A private cloud is an internal deployment of cloud computing resources within an organization. Private clouds are often based on existing enterprise IT infrastructures. These clouds are usually managed internally by the organization itself. An advantage of this approach is that it allows the organization to control the security and privacy of its own data. However, this may require significant investment in terms of time and money. 

Hybrid clouds 

A hybrid cloud combines both public and private clouds. It provides the benefits of both models. For example, a customer might rent space on a public cloud platform such as AWS or Microsoft Azure. At the same time, the customer might also run some workloads on-premises using dedicated servers. 

Public cloud security 

The public cloud model offers several advantages over traditional approaches to deploying computer systems. One of these advantages is the ability to quickly provision additional capacity when demand exceeds expectations. Another advantage is the ability to dynamically allocate resources to meet fluctuating demands. A disadvantage is that the public cloud model does not provide any inherent security mechanisms. As a result, companies need to implement their own security measures. 

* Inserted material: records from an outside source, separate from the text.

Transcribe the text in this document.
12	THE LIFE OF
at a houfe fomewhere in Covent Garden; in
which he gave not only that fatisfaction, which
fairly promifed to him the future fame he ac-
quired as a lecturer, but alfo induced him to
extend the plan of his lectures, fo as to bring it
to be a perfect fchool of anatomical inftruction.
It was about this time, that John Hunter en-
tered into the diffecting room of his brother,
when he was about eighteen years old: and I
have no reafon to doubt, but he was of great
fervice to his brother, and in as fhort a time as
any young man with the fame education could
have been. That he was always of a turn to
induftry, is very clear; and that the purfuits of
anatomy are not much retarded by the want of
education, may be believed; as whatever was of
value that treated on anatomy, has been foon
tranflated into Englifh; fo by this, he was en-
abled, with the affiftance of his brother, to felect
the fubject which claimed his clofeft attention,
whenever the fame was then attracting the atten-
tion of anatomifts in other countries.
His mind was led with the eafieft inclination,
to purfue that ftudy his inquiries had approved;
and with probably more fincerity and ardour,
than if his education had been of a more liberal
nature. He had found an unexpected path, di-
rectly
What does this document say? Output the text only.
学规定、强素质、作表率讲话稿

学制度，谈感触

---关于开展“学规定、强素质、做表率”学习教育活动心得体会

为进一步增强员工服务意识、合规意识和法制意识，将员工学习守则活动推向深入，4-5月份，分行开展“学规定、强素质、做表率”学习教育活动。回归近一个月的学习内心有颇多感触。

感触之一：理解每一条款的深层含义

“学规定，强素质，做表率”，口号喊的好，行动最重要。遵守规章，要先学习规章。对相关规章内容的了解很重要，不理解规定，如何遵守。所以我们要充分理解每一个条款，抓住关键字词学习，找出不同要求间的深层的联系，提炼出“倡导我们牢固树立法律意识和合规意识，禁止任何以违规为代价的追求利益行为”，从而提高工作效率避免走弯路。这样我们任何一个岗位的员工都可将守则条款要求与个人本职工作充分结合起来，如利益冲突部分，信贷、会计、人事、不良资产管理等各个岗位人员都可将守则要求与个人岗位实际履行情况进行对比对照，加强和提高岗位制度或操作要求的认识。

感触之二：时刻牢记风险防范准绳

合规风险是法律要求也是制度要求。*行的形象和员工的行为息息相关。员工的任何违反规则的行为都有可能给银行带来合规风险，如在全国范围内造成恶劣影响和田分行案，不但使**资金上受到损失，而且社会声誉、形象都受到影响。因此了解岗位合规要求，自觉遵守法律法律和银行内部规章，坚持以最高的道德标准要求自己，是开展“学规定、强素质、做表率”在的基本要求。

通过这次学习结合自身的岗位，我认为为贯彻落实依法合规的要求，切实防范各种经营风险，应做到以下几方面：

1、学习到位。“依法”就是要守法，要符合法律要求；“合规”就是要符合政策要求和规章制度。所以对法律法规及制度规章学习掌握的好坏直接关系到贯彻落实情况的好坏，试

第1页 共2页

Cloud Firewall Security concerns have historically been the number one obstacle for organizations considering public clouds. However, according to recent research, the security offered by public cloud service providers is steadily outpacing on-premises security capabilities. 

With the growing popularity of containerized applications, and new public cloud offerings that offer vendor-certified compliance to industry standards and regulations, the ability to maintain a security posture at least as strong as that achievable with on-premises infrastructure is becoming easier than ever. 

McAfee predicts that by 2020, IaaS cloud workloads will experience fewer security incidents than those running in traditional data centers. Gartner projects that by the same year, there will be 60% less cybersecurity incidents in the cloud than on premises. 

Nonetheless, maintaining such security standards requires different governance procedures and skill sets than in legacy IT environments, where many employees are familiar with physical servers, network devices, operating systems, and traditional tools like antivirus and anti-malware. 

In addition to the challenges posed by managing security risks in a public cloud environment, organizations must also consider how to address regulatory requirements, including PCI DSS, HIPAA, GLBA, and others. In fact, some of the most commonly cited reasons for moving off-premise are related to compliance issues.